La victoire de Donald Trump a fait du dollar la monnaie préférée de bon nombre de traders et d’investisseurs depuis novembre passé. Ces derniers partent du principe que les baisses d’impôts et les investissements dans les infrastructures annoncées par le prochain locataire de la Maison-Blanche doperont l’inflation et feront ainsi remonter les taux d’intérêt. Le Chief Investment Office (CIO) d’UBS ne partage pas cet avis.

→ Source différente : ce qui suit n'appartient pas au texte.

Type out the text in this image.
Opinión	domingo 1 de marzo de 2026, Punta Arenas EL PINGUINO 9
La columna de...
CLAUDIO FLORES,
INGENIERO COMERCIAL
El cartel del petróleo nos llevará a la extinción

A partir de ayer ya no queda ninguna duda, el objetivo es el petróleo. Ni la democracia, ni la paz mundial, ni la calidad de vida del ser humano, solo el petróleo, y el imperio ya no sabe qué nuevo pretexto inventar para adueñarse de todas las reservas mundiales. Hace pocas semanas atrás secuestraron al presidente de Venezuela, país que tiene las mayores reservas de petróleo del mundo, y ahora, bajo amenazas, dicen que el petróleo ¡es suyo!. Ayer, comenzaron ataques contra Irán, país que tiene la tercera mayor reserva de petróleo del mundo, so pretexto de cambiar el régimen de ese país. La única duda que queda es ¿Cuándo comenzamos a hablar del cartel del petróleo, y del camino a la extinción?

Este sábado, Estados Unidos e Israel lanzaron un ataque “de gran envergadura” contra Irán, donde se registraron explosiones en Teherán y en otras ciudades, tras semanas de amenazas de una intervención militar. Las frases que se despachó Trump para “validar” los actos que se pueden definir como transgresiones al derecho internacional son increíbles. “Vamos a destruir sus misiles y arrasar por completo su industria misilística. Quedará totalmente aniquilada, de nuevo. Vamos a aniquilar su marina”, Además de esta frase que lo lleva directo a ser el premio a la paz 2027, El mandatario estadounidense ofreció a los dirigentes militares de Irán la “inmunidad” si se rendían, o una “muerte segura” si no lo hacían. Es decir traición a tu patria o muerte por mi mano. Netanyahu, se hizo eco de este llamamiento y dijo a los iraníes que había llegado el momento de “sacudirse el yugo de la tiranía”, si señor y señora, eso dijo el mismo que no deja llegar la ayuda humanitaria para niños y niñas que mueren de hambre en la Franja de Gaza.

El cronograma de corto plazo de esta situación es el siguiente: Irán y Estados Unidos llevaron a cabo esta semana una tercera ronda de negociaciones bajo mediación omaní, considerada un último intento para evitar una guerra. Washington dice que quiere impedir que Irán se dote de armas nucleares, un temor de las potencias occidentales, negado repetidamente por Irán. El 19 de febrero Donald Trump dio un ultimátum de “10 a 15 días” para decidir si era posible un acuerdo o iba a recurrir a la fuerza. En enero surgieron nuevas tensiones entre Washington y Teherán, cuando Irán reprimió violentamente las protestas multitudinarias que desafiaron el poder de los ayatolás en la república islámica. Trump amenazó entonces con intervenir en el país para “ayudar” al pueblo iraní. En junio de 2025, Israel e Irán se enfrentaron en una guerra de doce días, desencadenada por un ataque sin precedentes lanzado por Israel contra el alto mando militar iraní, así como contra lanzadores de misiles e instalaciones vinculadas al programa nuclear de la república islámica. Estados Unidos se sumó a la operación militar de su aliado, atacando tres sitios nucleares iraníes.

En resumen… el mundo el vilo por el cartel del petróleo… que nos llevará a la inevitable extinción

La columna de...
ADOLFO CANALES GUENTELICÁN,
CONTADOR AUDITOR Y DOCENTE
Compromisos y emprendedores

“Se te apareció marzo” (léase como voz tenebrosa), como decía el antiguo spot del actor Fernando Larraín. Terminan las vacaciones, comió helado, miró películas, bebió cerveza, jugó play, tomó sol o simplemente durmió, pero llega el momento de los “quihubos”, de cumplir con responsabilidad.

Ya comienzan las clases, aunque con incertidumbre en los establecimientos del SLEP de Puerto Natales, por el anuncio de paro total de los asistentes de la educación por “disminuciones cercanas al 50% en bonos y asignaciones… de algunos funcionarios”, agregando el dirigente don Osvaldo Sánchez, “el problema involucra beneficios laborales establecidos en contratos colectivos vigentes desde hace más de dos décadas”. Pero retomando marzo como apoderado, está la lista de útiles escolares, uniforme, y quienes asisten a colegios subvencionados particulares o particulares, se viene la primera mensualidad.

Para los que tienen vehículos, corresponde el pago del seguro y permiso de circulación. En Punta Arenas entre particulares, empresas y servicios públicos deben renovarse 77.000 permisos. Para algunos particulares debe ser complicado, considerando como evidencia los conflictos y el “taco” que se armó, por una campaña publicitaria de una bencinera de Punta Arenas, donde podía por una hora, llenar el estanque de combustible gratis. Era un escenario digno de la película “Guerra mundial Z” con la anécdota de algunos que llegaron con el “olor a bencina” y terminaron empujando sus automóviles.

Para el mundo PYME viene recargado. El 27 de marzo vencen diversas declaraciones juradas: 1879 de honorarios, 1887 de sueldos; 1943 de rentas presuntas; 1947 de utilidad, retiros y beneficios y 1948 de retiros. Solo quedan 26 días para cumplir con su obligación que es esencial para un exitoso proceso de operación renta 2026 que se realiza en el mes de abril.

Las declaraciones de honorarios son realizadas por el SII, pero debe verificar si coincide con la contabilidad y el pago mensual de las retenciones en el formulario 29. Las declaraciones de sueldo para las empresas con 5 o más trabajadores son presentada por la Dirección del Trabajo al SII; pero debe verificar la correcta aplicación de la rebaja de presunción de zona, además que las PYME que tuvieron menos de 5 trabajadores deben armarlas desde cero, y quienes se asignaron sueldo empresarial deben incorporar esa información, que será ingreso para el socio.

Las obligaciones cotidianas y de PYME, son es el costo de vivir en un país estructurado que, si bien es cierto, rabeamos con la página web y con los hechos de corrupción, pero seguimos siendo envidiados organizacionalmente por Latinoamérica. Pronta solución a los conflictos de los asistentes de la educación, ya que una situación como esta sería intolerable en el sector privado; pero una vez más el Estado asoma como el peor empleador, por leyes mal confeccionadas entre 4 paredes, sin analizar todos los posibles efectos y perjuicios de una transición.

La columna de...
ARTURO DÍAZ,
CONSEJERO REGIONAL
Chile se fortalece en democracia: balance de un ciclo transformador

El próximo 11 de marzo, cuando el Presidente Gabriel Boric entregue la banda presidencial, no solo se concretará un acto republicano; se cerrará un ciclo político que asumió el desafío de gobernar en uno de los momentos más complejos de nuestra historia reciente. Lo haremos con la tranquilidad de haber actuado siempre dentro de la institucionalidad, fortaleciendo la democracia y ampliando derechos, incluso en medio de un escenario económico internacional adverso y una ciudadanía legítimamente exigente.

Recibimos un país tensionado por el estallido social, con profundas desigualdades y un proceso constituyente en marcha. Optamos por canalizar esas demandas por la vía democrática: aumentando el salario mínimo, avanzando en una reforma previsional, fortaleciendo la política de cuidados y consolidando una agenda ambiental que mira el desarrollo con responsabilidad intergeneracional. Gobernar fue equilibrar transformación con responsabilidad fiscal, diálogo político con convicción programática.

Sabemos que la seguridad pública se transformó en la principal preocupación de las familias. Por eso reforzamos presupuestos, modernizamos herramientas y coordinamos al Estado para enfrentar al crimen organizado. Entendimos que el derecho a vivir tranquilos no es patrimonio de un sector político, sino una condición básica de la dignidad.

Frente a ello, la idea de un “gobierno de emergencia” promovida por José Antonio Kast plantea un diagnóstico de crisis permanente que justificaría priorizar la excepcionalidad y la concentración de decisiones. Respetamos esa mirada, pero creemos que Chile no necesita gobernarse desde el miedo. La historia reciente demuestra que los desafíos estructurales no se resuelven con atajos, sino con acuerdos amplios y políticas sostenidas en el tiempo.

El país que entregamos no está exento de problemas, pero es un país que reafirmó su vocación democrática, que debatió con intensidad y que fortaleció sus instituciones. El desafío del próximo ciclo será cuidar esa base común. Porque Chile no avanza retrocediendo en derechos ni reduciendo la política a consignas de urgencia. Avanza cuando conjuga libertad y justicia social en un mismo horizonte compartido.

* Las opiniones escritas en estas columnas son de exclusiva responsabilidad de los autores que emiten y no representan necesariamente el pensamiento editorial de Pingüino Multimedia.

Tout d’abord, les partisans d’une hausse du dollar suivent un raisonnement logique. Les responsables de la politique monétaire de la Réserve fédérale prévoient désormais en moyenne trois hausses des taux en 2017, contre deux précédemment.

Lors de la conférence de presse de décembre Janet Yellen, présidente de la Fed, a clairement indiqué que cela s’expliquait en partie par la probabilité accrue d’un assouplissement budgétaire sous l’administration Trump.

Cette accélération du resserrement devrait contribuer à un raffermissement du billet vert. Toutefois, la Réserve fédérale ne devrait, selon le CIO d’UBS, relever ses taux que très progressivement. Si, comme escompté, l’institut monétaire n’augmente les taux directeurs que deux fois en 2017, les taux d’intérêt réels pourraient même s’enfoncer davantage en territoire négatif.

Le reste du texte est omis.